Redford could have produced this movie in any year of any decade. As fresh today as it was in 1988, The Milagro Beanfield War features a lusty acting ensemble under New Mexico's azure skies.
Chick Vennera portrays the frustrated farmer who unwittingly opens a source of water that regenerates his beanfield; Sonia Braga charges forward to unite the community against the developers; Christopher Walken does his devil best as a private detective; John Heard is the weary newspaper owner regenerated; and Ruben Blades acts with the same turns of color that one finds in his work as a musician.

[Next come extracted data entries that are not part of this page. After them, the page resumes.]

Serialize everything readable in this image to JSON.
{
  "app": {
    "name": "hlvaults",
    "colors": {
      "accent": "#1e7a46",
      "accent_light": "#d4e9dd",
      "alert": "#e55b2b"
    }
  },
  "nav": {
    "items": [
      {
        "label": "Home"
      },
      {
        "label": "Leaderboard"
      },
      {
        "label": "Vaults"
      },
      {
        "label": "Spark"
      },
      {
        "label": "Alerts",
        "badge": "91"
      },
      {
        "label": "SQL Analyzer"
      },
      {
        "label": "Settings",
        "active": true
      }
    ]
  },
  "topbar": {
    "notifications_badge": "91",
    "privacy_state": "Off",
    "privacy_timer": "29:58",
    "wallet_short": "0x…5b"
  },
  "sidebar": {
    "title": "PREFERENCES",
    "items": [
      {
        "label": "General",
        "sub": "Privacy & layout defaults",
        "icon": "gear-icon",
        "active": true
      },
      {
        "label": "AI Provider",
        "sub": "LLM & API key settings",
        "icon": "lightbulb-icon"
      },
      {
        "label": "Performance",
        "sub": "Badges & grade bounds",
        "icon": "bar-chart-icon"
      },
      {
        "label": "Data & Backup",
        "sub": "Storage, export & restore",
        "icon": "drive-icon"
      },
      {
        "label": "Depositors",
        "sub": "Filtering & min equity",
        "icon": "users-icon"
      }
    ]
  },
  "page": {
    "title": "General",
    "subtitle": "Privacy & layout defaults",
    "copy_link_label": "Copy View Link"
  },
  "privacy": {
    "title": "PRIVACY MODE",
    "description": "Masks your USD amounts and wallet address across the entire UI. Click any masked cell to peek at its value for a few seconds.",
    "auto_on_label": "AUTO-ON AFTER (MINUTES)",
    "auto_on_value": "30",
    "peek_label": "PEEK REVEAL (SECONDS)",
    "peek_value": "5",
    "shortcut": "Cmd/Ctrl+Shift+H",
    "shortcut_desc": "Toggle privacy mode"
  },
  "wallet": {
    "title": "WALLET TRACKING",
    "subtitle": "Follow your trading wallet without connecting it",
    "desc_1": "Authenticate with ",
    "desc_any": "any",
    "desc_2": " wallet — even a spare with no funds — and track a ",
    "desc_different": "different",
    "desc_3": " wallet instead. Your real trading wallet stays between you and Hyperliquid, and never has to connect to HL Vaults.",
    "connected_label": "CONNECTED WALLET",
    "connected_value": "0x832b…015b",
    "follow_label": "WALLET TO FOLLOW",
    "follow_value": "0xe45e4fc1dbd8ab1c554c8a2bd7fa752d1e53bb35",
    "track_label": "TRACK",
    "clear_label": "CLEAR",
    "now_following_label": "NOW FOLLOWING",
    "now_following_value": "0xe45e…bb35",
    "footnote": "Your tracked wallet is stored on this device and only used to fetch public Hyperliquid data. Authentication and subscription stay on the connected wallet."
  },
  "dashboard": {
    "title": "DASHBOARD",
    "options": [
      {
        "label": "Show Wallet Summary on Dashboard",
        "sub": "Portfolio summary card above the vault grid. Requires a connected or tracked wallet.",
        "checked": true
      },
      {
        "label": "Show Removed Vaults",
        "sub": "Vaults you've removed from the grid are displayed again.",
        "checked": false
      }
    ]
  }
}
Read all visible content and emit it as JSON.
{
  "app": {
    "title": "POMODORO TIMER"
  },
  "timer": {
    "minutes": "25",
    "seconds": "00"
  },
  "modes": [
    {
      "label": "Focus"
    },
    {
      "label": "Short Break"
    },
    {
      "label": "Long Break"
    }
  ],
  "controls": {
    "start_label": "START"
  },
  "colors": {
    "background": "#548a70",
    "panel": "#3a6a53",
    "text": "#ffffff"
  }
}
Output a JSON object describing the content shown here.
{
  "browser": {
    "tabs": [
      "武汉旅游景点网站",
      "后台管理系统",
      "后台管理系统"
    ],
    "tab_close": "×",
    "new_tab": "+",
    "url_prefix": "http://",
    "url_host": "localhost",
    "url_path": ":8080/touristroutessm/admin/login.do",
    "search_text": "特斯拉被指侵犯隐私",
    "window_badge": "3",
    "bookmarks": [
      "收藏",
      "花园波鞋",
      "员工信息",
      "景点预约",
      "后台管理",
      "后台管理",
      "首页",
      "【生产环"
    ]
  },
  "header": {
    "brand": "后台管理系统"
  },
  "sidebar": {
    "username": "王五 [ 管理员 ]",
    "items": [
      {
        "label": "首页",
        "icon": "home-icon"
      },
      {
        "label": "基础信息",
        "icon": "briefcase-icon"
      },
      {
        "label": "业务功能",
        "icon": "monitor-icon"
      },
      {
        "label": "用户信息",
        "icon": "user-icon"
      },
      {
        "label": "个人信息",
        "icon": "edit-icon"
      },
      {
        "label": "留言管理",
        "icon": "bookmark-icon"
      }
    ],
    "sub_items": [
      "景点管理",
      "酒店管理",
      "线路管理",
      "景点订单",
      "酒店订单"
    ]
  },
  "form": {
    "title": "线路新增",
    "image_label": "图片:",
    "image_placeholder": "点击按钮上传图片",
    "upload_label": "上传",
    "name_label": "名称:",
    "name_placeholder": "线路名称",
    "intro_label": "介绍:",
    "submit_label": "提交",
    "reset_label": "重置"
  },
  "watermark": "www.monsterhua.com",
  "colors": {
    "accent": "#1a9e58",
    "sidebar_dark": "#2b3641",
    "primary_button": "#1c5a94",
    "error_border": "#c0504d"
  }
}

Just as things go wrong, miracles come to the rescue! This is a compleat movie -- one to remember and to see again. Cast also includes: Melanie Griffith, Freddy Fender, Daniel Stern, James Gammon, M. Emmett Walsh. Composer Dave Grusin won an Oscar for his eloquent score.
Jul 16, 2009
This was a sleeper, a quirky little film about the miracle of self. This film should have been one of the greats, I don't know why it wasn't. It is in my top 100. It has a great storyline and the cast and characters are unbelieveable. I lived in Texas for a large portion of my life and it reminded me so much of alot of the 'texmex' side of life in San Antonio. There are parts that will just crack you up, and parts that will leave you with teary eyes, and those little mystical parts that keep the kid in you alive. I can't recommend it highly enough. Buy it, you'll like it!